Corey Lanois1, Natalie Collins2, Tuhina Neogi3, Ali Guermazi4, Frank Roemer5, Michael LaValley6, Michael Nevitt7, James Torner8, Cora E. Lewis9 and Joshua Stefanik10, 1Northeastern University, Providence, RI, 2University of Queensland, Brisbane, Australia, 3Boston University School of Medicine, Boston, MA, 4Boston University, Boston, MA, 5Friedrich-Alexander University Erlangen Nürnberg, Erlangen, Germany, 6Boston University School of Public Health, Arlington, MA, 7University of California at San Francisco, Orinda, CA, 8University of Iowa, Iowa City, IA, 9University of Alabama at Birmingham, Birmingham, AL, 10Northeastern University, Boston, MA
Background/Purpose: Anterior knee pain (AKP) may be a precursor to patellofemoral osteoarthritis (PFOA). Cross-sectionally, frequent AKP has been associated with MRI features of PFOA; however, longitudinal evidence to support the temporal nature of AKP and PFOA is lacking. Understanding the relationship between frequent AKP and PFOA could inform the development of treatments to prevent or slow disease progression. The purpose of this study was to examine the association between frequent AKP and worsening of patellofemoral cartilage morphology over 2 years.
Methods: Participants were from the NIH-funded Multicenter Osteoarthritis (MOST) study. At the 144-month clinic visit (baseline for the current analysis), a new cohort without established OA was recruited, offering an opportunity to study early AKP and PFOA development. At baseline, subjects were asked about knee pain, including its location and frequency, and weight-bearing radiographs and MRIs were obtained. Participants had a follow up visit 2 years later including repeat MRIs of their knee. Participants were excluded if they had radiographic PFOA at baseline. Anterior knee pain was defined using a knee pain map. The presence of AKP in combination with frequent knee pain (pain on most days of the last month) was our primary exposure variable (frequent AKP). Frequent isolated AKP, defined as answering 'yes' to frequent pain and reporting pain only in the anterior region of the knee, was also used to group participants. Two musculoskeletal radiologists assessed cartilage damage using the MOAKS scale in four PF subregions (medial and lateral patella and trochlea). Worsening PF cartilage damage was defined by any increase in MOAKS score over 2 years. Since risk factors for medial and lateral PFOA are different, worsening was evaluated in the medial and lateral PF compartments separately. Worsening was present if either the patella or trochlea had worsening cartilage damage. Logistic regression was used to evaluate the relation of frequent AKP to worsening PF cartilage in the medial and lateral compartments separately, adjusting for age, sex, BMI, race, and radiographic tibiofemoral OA.
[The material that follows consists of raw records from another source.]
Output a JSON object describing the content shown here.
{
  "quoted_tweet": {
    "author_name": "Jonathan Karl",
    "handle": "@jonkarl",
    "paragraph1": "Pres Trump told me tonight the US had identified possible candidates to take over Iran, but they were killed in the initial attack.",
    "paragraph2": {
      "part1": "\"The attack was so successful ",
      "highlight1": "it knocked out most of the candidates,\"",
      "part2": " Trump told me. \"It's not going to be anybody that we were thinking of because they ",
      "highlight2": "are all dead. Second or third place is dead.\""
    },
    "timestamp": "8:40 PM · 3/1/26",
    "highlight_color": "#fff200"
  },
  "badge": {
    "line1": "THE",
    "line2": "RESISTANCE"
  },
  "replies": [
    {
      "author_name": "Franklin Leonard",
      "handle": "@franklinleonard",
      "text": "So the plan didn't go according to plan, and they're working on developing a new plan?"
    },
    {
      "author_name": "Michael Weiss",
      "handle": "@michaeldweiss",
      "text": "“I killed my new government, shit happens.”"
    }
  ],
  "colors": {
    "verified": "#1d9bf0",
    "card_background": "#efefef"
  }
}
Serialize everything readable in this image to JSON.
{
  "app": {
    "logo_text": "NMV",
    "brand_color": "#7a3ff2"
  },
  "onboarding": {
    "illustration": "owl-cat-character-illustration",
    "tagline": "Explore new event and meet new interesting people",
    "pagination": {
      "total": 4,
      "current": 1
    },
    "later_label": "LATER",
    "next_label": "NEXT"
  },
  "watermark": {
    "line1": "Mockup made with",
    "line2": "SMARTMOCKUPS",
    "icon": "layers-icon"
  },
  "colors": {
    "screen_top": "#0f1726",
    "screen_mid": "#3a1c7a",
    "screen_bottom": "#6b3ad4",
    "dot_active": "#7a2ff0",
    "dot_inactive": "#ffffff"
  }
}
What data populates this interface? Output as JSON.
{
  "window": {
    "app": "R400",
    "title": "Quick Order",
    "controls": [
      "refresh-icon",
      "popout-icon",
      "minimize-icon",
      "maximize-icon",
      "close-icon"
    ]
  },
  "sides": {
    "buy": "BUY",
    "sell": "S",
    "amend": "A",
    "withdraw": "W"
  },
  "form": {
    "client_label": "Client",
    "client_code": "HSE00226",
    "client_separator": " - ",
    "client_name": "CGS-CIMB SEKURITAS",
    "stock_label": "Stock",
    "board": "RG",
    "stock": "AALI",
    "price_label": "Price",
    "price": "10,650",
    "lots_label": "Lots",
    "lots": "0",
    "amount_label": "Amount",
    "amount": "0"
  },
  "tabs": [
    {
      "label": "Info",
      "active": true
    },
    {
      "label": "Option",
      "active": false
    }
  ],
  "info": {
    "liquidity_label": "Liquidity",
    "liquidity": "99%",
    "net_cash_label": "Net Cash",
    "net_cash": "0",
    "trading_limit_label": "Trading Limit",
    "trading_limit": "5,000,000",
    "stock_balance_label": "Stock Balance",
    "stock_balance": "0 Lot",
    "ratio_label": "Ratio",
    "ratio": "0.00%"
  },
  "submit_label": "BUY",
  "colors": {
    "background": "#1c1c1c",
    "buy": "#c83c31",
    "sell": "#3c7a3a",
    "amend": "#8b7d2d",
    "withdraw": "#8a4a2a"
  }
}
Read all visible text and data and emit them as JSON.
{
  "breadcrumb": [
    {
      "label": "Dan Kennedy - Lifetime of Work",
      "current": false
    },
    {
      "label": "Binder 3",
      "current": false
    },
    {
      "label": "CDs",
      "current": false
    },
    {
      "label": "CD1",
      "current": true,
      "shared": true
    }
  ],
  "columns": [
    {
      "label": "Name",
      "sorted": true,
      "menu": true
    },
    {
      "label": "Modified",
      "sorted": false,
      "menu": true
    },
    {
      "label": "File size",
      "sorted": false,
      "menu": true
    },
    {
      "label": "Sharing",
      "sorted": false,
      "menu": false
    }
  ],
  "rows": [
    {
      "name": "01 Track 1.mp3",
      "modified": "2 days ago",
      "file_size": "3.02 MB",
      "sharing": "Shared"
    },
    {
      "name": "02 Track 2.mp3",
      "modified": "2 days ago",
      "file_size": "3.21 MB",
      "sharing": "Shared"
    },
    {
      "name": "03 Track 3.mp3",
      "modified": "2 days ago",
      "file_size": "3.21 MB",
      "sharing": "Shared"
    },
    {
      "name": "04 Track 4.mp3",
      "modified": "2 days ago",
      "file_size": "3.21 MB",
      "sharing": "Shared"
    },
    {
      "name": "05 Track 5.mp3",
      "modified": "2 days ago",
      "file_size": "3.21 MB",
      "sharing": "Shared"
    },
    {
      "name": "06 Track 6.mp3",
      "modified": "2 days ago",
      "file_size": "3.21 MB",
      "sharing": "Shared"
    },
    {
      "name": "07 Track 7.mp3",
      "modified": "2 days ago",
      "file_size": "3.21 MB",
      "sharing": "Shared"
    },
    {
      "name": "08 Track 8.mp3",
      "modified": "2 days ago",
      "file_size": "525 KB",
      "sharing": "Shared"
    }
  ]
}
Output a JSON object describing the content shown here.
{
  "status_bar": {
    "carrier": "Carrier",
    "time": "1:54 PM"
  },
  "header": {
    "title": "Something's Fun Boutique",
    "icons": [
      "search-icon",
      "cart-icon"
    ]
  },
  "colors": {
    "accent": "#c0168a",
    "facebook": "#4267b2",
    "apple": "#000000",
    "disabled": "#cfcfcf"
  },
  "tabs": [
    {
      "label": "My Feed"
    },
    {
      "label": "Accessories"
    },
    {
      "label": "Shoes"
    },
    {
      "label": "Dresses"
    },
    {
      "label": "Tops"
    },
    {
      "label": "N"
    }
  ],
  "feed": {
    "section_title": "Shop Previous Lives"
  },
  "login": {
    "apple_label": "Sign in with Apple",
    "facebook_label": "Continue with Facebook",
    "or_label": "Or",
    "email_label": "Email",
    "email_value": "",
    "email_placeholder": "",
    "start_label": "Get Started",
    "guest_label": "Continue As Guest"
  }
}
Results: One knee from 1082 participants was included with a mean (standard deviation) age and body mass index (BMI) of 56.7 (6.6) and 28.0 (4.9), respectively; 57% were female. Frequent AKP and frequent isolated AKP was present in 15% and 4% of participants, respectively. Cartilage worsening was present in 11% and 14% of the lateral and medial PF, respectively. Compared to knees without frequent AKP, those with frequent AKP had 1.9 (95% CI: 1.2, 3.1) and 1.1 (95% CI: 0.7, 1.8) times the odds of lateral and medial PF cartilage worsening, respectively. Compared to knees without frequent isolated AKP, those with frequent isolated AKP had 1.7 (95% CI: 0.7, 4.0) and 1.3 (95% CI: 0.6, 3.0) times the odds of lateral and medial PF cartilage worsening, respectively.
Conclusion: Among those without radiographic PFOA, frequent AKP increased the odds of worsening cartilage damage in the lateral PF. AKP may be an indicator of future PFOA and used as a measure to identify individuals at risk of future OA who may benefit from targeted treatments to prevent future PFOA.
Disclosures: C. Lanois, None; N. Collins, None; T. Neogi, Novartis, Pfizer/Lilly, Regeneron; A. Guermazi, AstraZeneca, Merck/MSD, Pfizer, Novartis; F. Roemer, Boston Imaging Core Lab (BICL) LLC., Grünenthal, Calibr; M. LaValley, None; M. Nevitt, None; J. Torner, None; C. Lewis, None; J. Stefanik, None.